Tom Keane, corporate VP Microsoft Azure Global

Tom Keane, corporate vice president, Microsoft Azure Global

WASHINGTON: Microsoft upped its space game today, unveiling a new cloud computing unit called Azure Space to provide access to mobile satellite data centers and and a new tool for designing large satellite constellations.

Combined with its ground-station-as-a-service business Azure Orbital, the Microsoft’s aim is “to supply a multi-orbit, multi-band, multi-vendor, cloud-enabled capability to bring comprehensive satellite connectivity solutions to meet the needs of our customers,” said Tom Keane, corporate vice president for Microsoft Azure Global, in a release today.

As Kelsey reported last month, Azure Orbital is essentially renting ground stations to small satellite operators and operators of large constellations who want to cut costs, positioning itself as a rival to Amazon Web Services.

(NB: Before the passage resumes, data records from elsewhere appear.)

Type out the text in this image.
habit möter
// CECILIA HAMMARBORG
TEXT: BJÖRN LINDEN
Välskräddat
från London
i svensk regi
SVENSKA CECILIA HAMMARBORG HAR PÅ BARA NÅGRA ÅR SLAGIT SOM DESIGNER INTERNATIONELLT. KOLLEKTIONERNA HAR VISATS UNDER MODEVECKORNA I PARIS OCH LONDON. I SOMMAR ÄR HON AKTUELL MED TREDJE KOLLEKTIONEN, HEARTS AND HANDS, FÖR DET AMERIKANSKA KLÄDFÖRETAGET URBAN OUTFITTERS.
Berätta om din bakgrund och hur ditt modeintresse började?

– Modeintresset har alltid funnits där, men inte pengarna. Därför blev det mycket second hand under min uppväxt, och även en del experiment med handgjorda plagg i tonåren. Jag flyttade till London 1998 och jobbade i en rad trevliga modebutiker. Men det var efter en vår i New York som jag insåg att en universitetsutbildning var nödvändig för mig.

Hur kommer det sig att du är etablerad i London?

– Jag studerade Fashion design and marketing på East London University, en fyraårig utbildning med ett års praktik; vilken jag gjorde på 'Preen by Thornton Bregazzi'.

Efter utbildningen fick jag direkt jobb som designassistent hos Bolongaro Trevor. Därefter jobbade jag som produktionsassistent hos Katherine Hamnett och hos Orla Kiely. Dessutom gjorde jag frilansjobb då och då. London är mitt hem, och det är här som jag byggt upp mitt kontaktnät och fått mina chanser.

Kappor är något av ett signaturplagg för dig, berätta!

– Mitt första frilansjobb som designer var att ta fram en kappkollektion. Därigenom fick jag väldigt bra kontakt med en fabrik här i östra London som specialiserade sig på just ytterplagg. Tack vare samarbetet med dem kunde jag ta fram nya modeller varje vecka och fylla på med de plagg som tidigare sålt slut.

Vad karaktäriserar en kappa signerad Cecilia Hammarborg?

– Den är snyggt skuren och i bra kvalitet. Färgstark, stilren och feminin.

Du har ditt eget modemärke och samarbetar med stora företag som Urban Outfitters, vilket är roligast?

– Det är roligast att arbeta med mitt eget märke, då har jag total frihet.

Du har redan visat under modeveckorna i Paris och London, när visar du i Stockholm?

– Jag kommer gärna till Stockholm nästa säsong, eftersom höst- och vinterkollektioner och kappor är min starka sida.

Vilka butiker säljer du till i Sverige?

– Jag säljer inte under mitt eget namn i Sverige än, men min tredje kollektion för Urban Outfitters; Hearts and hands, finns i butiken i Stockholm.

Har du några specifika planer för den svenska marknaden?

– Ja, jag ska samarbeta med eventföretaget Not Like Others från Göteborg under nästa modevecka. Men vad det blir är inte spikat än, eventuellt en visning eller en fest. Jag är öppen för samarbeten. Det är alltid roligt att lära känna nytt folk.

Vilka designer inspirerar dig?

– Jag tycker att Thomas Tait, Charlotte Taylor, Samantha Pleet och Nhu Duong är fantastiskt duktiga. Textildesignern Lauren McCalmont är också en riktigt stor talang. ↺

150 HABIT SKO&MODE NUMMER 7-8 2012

And, of course, Microsoft also is the prime contractor — having beat out Amazon in a controversial contest — for DoD’s JEDI (Joint Enterprise Defense Infrastructure) cloud. Azure Orbital is teaming with SES, KSAT, Viasat, Kratos, Amergint Technologies, KubOS and US Electrodynamics.

According to the various recordings and write ups released by Microsoft today, Azure Orbital is part of the Azure Space “ecosystem” — suggesting Orbital is another “product” being sold by Azure Space, but that relationship wasn’t spelled out in detail.

Further, Azure Space is partnering with both SpaceX and SES to link to their satellite constellations for providing global Internet broadband. SpaceX’s Starlink satellites are being orbited in Low Earth Orbit (LEO); SES’s O3b satellites operate in Medium Earth Orbit (MEO). Microsoft last September agreed to link its cloud services to SES’s communications satellites in Geosynchronous Orbit (GEO), along with those of Intelsat and Viasat. (It probably doesn’t need to be said that the partnership could be seen as yet another jab in the long-standing rivalry between SpaceX founder Elon Musk and Amazon founder Jeff Bezos.)

In addition, Azure Space is serving as a subcontractor to SpaceX under a $149 million award from the Space Development Agency (SDA) to build four missile tracking and warning satellites, SpaceX CEO Gwynne Shotwell said in a pre-recorded interview with Keane. She added that SpaceX would, “where it makes sense,” help Microsoft sell its data services to current and future customers.

SDA head Derek Tournear back in June said renting ground stations would save money and speed operational capability for its planned architecture of thousands of satellites based in Low Earth Orbit.

Azure Space will be selling access to mobile cloud computing data centers, called Azure Modular Data Centers, to military users for deployment in far-flung battlefields where access communications networks  may be contested. It also is aiming at commercial and civil enterprises working in areas with little communications infrastructure, Keane said in a pre-recorded message as part of Azure Space’s roll-out. Importantly, the data centers will be able to connect to terrestrial fiber (cable) networks, wireless networks and/or satellite links. The centers also provide the ability to still

The Azure Orbital Emulator allows customers to create “massive satellite constellation simulations” to “evaluate and train AI algorithms and satellite networking before ever launching a single satellite,” Keane said.

Meanwhile, another Azure Orbital partner, Kratos, announced today its OpenSpace platform and related applications for building software-defined ground stations to link with both wideband communications satellites and remote sensing satellites.

Software-defined ground stations essentially replace much of the hardware in today’s satellite ground stations with software that can easily be reprogrammed and updated over time, Phil Carrai, president of Kratos’ space, training and cyber division, explained in an interview with Breaking D.

While many ground station/terminal providers are moving to digitize functionality, Kratos is focusing on tools based on open standards and open systems architectures that allow for third-party upgrades — something that DoD is extremely keen on as it tries to revamp its stovepiped ground-segment operations.

“We’ve taken a stance that says: ‘You know what, the use cases within satellite [communications] can’t continue to be proprietary. They can’t continue to be seen as special and unique,” Greg Quiggle, Kratos’ vice president of product management, said in the same interview. “So we built our framework around many of the open and mainstream technologies and standards that you see in the terrestrial carrier markets, and in wireless with 5G.”

Quiggle said the added advantage is that Kratos’s subsystems will allow satellite networks to better integrate with future 5G networks to provide seamless connectivity via “hopping” to whichever network is available in any one place at any one time. As Breaking D readers know, this is a foundational element to Space Force head Gen. Jay Raymond’s new SATCOM Vision and the military’s efforts to develop a Joint All-Domain Command and Control network.